Pharmacy Services at Intermountain Healthcare in Utah operates three anticoagulation specialty clinics. These clinics care for approximately 1,800 anticoagulated patients across Utah and surrounding states. A traditional encounter includes an INR test and face-to-face consultation with a pharmacist or nurse practitioner. Regular INR (international normalized ratio) tests are essential for patients taking warfarin, so postponing all visits indefinitely was not a reasonable option amidst the COVID-19 pandemic.
Furthermore, virtual visits were not possible because an INR test needs to be obtained at every visit. Most anticoagulated patients have multiple comorbid conditions that place them at greater risk for complications from COVID-19. As such, we wanted to minimize their potential COVID-19 exposure from other patients in waiting areas and interactions with staff members.
We initiated a drive-up anticoagulation clinic at each of the three sites. We worked with hospital administration to secure a proper location for the drive-up anticoagulation clinic that would be conspicuous enough for patients to find, but not be confused as a testing site for COVID-19. Mobile workstations were established with computers, phones, and lab testing supplies near the drive-up locations. For two of the locations, alternate office space was identified.
Patients presented to the specified drive-up stall and called the clinic to inform us of their arrival. Screening questions were performed over the phone, including inquiring about new medications, dietary changes, missed warfarin doses, and other factors that can affect the INR. Clinic staff with proper PPE then presented to the patient’s vehicle and performed the INR test. The staff member reported back to the pharmacist, who developed an anticoagulation plan. This plan was relayed back to the patient who was rescheduled at an appropriate interval.

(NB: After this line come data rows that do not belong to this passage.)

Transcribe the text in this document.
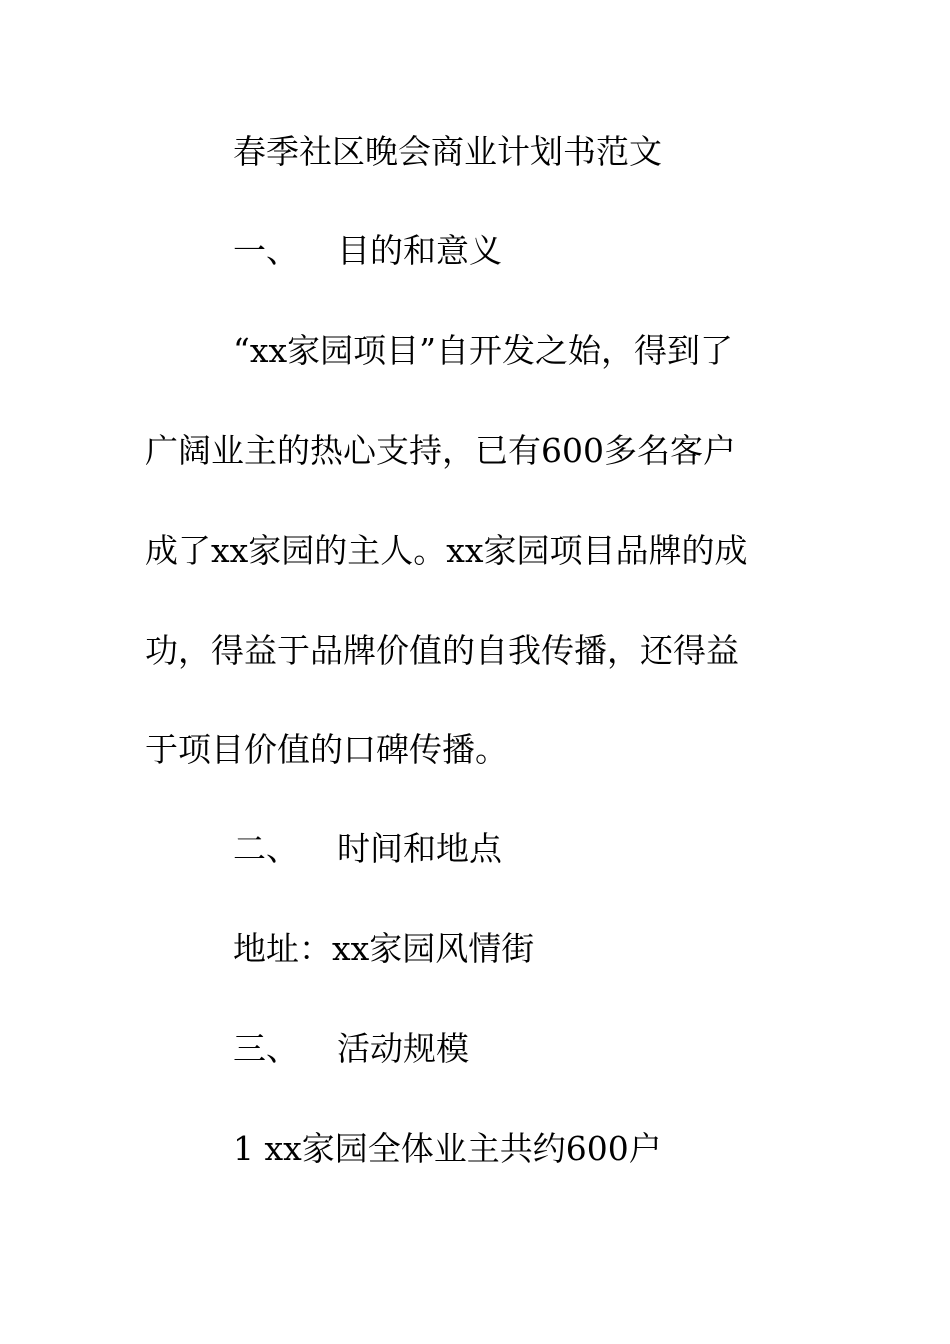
春季社区晚会商业计划书范文
一、 目的和意义
“xx家园项目”自开发之始，得到了
广阔业主的热心支持，已有600多名客户
成了xx家园的主人。xx家园项目品牌的成
功，得益于品牌价值的自我传播，还得益
于项目价值的口碑传播。
二、 时间和地点
地址：xx家园风情街
三、 活动规模
1 xx家园全体业主共约600户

This workflow reduced patient interaction to a single clinic staff member instead of the various staff members and multiple patients commonly encountered in the waiting room and hallways. While there were multiple obstacles to overcome, including managing patients without motor vehicles, managing inclement weather, and guiding patients to the proper location, patient response was overwhelmingly positive. Many appreciated and expressed how grateful they were to minimize their exposure to COVID-19 while also receiving this vital care.
Philip Bassett, PharmD, BCACP, is a clinical pharmacist at Intermountain Healthcare.